Les eaux littorales françaises connaissent des températures record en ce début d'été 2026, un phénomène qui s'inscrit dans un contexte de réchauffement global des océans. Selon les dernières données fournies par l'observatoire européen Copernicus Marine, la température moyenne à la surface des océans a atteint 20,98 °C au mois de juin 2026, dépassant ainsi le précédent record établi pour la même période en 2024.

Ce nouveau pic thermique résulte de l'interaction entre le changement climatique d'origine humaine et le retour du phénomène climatique El Niño.

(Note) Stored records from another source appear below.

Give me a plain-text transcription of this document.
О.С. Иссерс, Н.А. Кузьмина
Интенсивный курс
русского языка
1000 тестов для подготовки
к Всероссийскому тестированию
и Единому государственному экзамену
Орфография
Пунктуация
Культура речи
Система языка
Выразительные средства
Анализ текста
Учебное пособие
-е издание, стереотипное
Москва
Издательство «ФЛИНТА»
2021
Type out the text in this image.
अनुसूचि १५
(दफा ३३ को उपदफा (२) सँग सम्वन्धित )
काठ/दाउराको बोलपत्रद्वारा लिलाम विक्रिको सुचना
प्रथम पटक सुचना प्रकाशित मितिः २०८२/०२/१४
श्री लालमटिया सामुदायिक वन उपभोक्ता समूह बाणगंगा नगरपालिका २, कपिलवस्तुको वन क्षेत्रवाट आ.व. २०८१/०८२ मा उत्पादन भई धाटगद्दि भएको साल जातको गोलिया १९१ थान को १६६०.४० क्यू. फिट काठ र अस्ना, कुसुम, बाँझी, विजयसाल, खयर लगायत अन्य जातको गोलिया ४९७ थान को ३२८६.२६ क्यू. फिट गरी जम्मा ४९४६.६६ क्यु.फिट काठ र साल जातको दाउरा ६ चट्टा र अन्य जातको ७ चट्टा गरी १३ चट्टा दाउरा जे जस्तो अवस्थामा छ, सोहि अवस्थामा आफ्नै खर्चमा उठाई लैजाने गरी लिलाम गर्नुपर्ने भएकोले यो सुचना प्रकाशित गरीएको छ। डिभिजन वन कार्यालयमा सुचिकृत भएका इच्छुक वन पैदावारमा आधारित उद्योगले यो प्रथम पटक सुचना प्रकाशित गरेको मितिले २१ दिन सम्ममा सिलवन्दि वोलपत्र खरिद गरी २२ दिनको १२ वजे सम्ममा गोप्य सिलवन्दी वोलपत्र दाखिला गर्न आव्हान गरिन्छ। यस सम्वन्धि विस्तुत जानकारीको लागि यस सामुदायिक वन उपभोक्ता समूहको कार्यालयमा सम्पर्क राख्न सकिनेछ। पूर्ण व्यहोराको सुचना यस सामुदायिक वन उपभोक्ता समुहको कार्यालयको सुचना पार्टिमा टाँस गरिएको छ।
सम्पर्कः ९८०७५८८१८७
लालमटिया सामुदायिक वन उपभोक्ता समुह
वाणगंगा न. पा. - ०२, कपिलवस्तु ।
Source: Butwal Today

Les scientifiques prévoient que cette tendance pourrait se poursuivre dans les mois à venir, avec un risque accru d'épisodes de canicules marines. Ces vagues de chaleur sous-marines, qui peuvent durer plusieurs semaines, fragilisent les écosystèmes côtiers en provoquant la mortalité massive de certaines espèces comme les coraux, les poissons ou les herbiers marins.

Un impact direct sur les côtes françaises

Les eaux qui bordent la France métropolitaine et les territoires d'outre-mer ne sont pas épargnées. En Méditerranée, la température de l'eau a dépassé localement les 30 °C en surface, un niveau rarement atteint à cette période de l'année. En Atlantique et dans la Manche, les relevés indiquent des anomalies thermiques de plus de 2 °C par rapport aux moyennes saisonnières. Dans les zones tropicales, notamment aux Antilles et dans l'océan Indien, la chaleur accumulée menace les récifs coralliens, déjà soumis à un stress important.

Les autorités scientifiques soulignent que ce réchauffement accéléré des eaux littorales a des conséquences directes sur la faune et la flore marines. Les épisodes de blanchissement des coraux deviennent plus fréquents, tandis que certaines espèces de poissons migrent vers des eaux plus fraîches, modifiant ainsi les équilibres écologiques locaux. Les zones conchylicoles, particulièrement sensibles aux variations de température, pourraient également subir des pertes importantes.

Des records mondiaux qui s'enchaînent

À l'échelle planétaire, les océans n'ont jamais été aussi chauds qu'en ce début d'été 2026. Les données de Copernicus montrent que la température de surface des mers du globe a battu un nouveau record en juin, après une année 2024 déjà marquée par des valeurs exceptionnelles. Ce phénomène est amplifié par El Niño, qui réchauffe les eaux du Pacifique équatorial et influence le climat mondial.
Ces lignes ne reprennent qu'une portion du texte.